Charity, with all its shades of meaning, is one of the chief virtues of Christianity. We know that one way to exercise charity is to help those who are unable to buy the necessities of life. But we don’t want to be too profligate with our largesse, so we decide to limit our giving to the “worthy poor.” Let’s stop a minute and think about that. If they are worthy, if they deserve our charity, then our charity is no longer charity, we are simply giving them what they deserve. That is justice, not charity.

The giving of material help, in the form of money or otherwise, is only a small part of what is meant by charity. But that thought of restricting our charity to those who are worthy tends to worm its way into all our human relationships. So and so doesn’t understand me so there’s no point even trying to visit with her. Someone else has such a contrary attitude that it’s a waste of time trying to explain anything to him. Thus we limit our friendship to a select circle. If it’s all about me and my feelings, that is not charity.

Jesus promised a blessing to those who are poor in spirit, so we want to be poor in spirit in order to receive the blessing. But is there a conviction deep inside, that we almost succeed in hiding from ourselves, that we are one of the “worthy” poor in spirit? We deserve the blessing because . . .  Because of what? Good blood lines? Because we never did anything that was very wrong? Or perhaps we have led an outstandingly, spectacularly sinful life and we have become worthy by turning around. Again, it is all about me. Grace that is deserved because I am “worthy” is not grace at all.

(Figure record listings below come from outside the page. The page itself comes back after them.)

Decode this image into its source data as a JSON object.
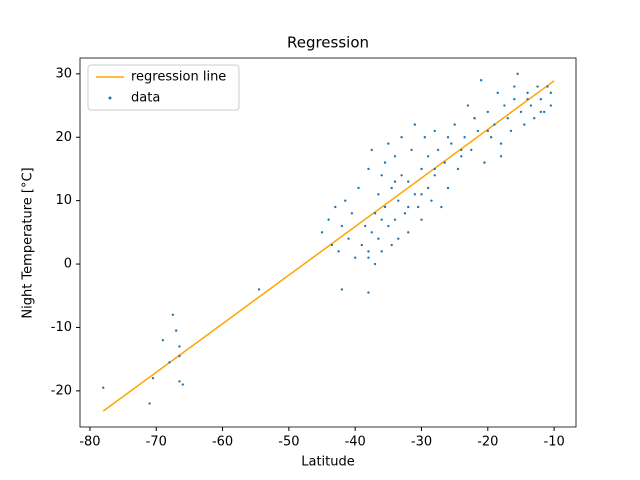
{
  "chart_data": {
    "type": "scatter",
    "title": "Regression",
    "x_label": "Latitude",
    "y_label": "Night Temperature [°C]",
    "xlim": [
      -81.5,
      -6.7
    ],
    "ylim": [
      -25.7,
      32.5
    ],
    "xticks": [
      -80,
      -70,
      -60,
      -50,
      -40,
      -30,
      -20,
      -10
    ],
    "yticks": [
      -20,
      -10,
      0,
      10,
      20,
      30
    ],
    "legend": "upper left",
    "series": [
      {
        "name": "regression line",
        "type": "line",
        "color": "#ffa500",
        "x": [
          -78,
          -10
        ],
        "values": [
          -23.2,
          28.9
        ]
      },
      {
        "name": "data",
        "type": "scatter",
        "color": "#1f77b4",
        "x": [
          -45,
          -44,
          -43.5,
          -43,
          -42.5,
          -42,
          -41.5,
          -41,
          -40.5,
          -40,
          -39.5,
          -39,
          -38.5,
          -38,
          -38,
          -37.5,
          -37.5,
          -37,
          -37,
          -36.5,
          -36.5,
          -36,
          -36,
          -35.5,
          -35.5,
          -35,
          -35,
          -34.5,
          -34.5,
          -34,
          -34,
          -33.5,
          -33.5,
          -33,
          -33,
          -32.5,
          -32,
          -32,
          -31.5,
          -31,
          -31,
          -30.5,
          -30,
          -30,
          -29.5,
          -29,
          -29,
          -28.5,
          -28,
          -28,
          -27.5,
          -27,
          -26.5,
          -26,
          -25.5,
          -25,
          -24.5,
          -24,
          -23.5,
          -23,
          -22.5,
          -22,
          -21.5,
          -21,
          -20.5,
          -20,
          -19.5,
          -19,
          -18.5,
          -18,
          -17.5,
          -17,
          -16.5,
          -16,
          -15.5,
          -15,
          -14.5,
          -14,
          -13.5,
          -13,
          -12.5,
          -12,
          -11.5,
          -11,
          -10.5,
          -10.5,
          -38,
          -36,
          -34,
          -32,
          -30,
          -28,
          -26,
          -24,
          -22,
          -20,
          -18,
          -16,
          -14,
          -12,
          -78,
          -71,
          -70.5,
          -69,
          -68,
          -67.5,
          -67,
          -66.5,
          -66.5,
          -66.5,
          -66,
          -54.5,
          -42,
          -38
        ],
        "values": [
          5,
          7,
          3,
          9,
          2,
          6,
          10,
          4,
          8,
          1,
          12,
          3,
          6,
          15,
          2,
          5,
          18,
          0,
          8,
          11,
          4,
          14,
          2,
          9,
          16,
          6,
          19,
          3,
          12,
          7,
          17,
          10,
          4,
          14,
          20,
          8,
          13,
          5,
          18,
          11,
          22,
          9,
          15,
          7,
          20,
          12,
          17,
          10,
          21,
          14,
          18,
          9,
          16,
          12,
          19,
          22,
          15,
          17,
          20,
          25,
          18,
          23,
          21,
          29,
          16,
          24,
          20,
          22,
          27,
          19,
          25,
          23,
          21,
          26,
          30,
          24,
          22,
          27,
          25,
          23,
          28,
          26,
          24,
          28,
          25,
          27,
          1,
          7,
          13,
          9,
          11,
          15,
          20,
          18,
          23,
          21,
          17,
          28,
          26,
          24,
          -19.5,
          -22,
          -18,
          -12,
          -15.5,
          -8,
          -10.5,
          -13,
          -14.5,
          -18.5,
          -19,
          -4,
          -4,
          -4.5
        ]
      }
    ]
  }
}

I need to come to God and confess that everything that has ever turned out wrong in my life has been my own doing. Nobody helped me, I did it all by myself. And I need to hold on to that truth the rest of my life. I am still capable of all the things I once did, and far more besides. Then the grace of God is truly grace, and I can be charitable to all those who don’t seem to like me very much, because I am not worthy that anyone should like me. Everything good that comes my way in life is an unmerited blessing.